У этого дома были два двора, и он представлял собой странное соединение двух миров. С фасада он был отремонтирован, пахнул свежей штукатуркой, но флигель являл собой кирпичные руины, хранившие на себе, как мне показалось, следы пуль времен сражения за Варшаву. Держа второй том «Волхва», я поднимался наверх; лестничные перила во многих местах утратили свою деревянную часть и пугали ржавыми краями, о которые невнимательный гость мог порезать руку даже до кости. На лестничных площадках воняло мочой. Должен признаться, что при всем моем многолетнем обожании Марии я представлял себе женщину, приславшую мне «Волхва», этакой эффектной блондинкой, но сейчас это представление спешно развеивалось. Я уже жалел, что не попросил Ежи сопутствовать мне при встрече. Наконец я оказался перед нужной дверью; звонок по всем признакам не действовал, и потому я постучал. Ответом была тишина, которую я воспринял с устыдившим меня облегчением: значит, все-таки просто глупая шутка, а сейчас, дражайший автор, бери ноги в руки и не забудь зайти на минутку в костел Святого Флориана поблагодарить за то, что никто не дал тебе по зубам. Но я подумал о Марии, о том, что вряд ли она хотела бы иметь рядом с собой труса, и чтобы произвести на нее, пусть даже временно отсутствующую, впечатление, нажал для очистки совести на дверную ручку. И в тот же миг меня бросило в пот – дверь стала приоткрываться.
– Пан Вальчак? – услышал я.
Пути назад уже не было, и я вошел. В квартире практически отсутствовала мебель. Дверь по левую руку вела из крошечного коридорчика в две смежные комнаты. Во второй из них стояли письменный стол и два стула; на том, что подальше, спиной к окну сидела женщина неопределенного возраста в темных очках, которые были модны лет двадцать пять назад и назывались «велосипед», и чудовищном лохматом парике. Солнце, опускающееся за Вислой, ярким светом освещало ее со спины. Мы были одни. У меня мелькнула мысль, что, когда я писал «Визит без приглашения», у меня все-таки было больше налажено с чувством правдоподобия.
Кто-то или что-то разыгрывало меня. Воспринимать иначе это было невозможно.
– Пан Анджей Вальчак? – еще раз уверилась женщина, указывая мне на стул перед столом.
– Да, – подтвердил я и уселся с неприятным чувством, что дверь у меня за спиной и я даже оглянуться-то не успею. Ежели что.
– Я рада, что вы не испугались прийти сюда. Я тоже немножко боюсь. Возможно, вам это покажется странным, но я рискую больше, чем вы.
– Простите, не понял, – ответил я, соображая, сколько ей может быть лет. Шестьдесят? Тридцать?
– Вы описали историю, которую мог вам рассказать только Кшиштоф. Я не ошиблась?

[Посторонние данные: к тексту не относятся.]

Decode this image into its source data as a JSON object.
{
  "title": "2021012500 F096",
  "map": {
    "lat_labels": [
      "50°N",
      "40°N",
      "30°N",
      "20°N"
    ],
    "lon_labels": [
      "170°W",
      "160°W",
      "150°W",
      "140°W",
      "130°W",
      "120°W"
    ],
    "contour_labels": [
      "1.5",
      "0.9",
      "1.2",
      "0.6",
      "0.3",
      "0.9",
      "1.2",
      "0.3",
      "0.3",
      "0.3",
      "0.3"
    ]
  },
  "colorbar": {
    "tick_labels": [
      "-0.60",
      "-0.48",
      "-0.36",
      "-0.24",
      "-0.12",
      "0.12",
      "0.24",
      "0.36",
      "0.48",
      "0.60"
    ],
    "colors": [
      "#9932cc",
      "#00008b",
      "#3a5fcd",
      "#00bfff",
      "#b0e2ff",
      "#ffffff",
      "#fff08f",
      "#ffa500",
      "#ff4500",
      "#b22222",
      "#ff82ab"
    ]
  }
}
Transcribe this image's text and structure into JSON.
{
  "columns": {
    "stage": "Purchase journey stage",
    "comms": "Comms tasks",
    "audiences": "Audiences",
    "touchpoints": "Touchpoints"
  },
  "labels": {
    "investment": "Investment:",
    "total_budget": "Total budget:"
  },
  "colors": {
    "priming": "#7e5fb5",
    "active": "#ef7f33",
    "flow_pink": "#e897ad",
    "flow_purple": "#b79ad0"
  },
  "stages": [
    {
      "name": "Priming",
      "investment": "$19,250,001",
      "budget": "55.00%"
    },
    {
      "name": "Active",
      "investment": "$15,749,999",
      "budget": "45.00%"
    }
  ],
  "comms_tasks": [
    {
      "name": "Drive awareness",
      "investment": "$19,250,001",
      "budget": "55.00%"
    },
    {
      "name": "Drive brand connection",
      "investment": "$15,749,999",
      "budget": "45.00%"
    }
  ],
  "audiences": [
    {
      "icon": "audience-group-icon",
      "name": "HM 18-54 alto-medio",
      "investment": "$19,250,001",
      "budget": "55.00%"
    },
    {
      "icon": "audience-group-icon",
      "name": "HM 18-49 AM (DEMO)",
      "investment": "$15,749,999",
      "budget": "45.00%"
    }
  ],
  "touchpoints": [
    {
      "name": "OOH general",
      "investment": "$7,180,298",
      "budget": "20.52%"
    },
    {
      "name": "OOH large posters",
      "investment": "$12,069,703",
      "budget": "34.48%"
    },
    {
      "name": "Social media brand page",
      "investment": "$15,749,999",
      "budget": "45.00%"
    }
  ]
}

Несколько секунд я молчал.
– Да, один человек мне нечто подобное рассказал, и возможно, мы имеем в виду одно и то же лицо.
Она оживилась.
– Видите ли, когда ваш роман попал мне в руки, я какое-то время полагала, что это всего-навсего невероятное стечение обстоятельств. Но я нашла в нем подлинную подробность. Медальку с именем Аглаи. И тогда я поняла, что должна связаться с вами. К счастью, мне пришло в голову, что если вы описываете Вольский комиссариат и расположенный поблизости лицей, то, значит, вас там кто-то может знать.
Начать жить внутри телесериала: приключение для идиота. Начать жить внутри телесериала: приключение для идиота. Начать жить внутри телесериала: приключение для идиота. Черт, ничего другого в голову мне не приходило. Действительно, я заменил все имена из тех, кстати сказать немногочисленных, что называл пан Кшись, но имя Аглая мне понравилось, и я его оставил. Но я все равно не мог поверить, будто в «Визите без приглашения» я описал нечто, произошедшее в действительности. И потому ждал, чем кончится этот розыгрыш.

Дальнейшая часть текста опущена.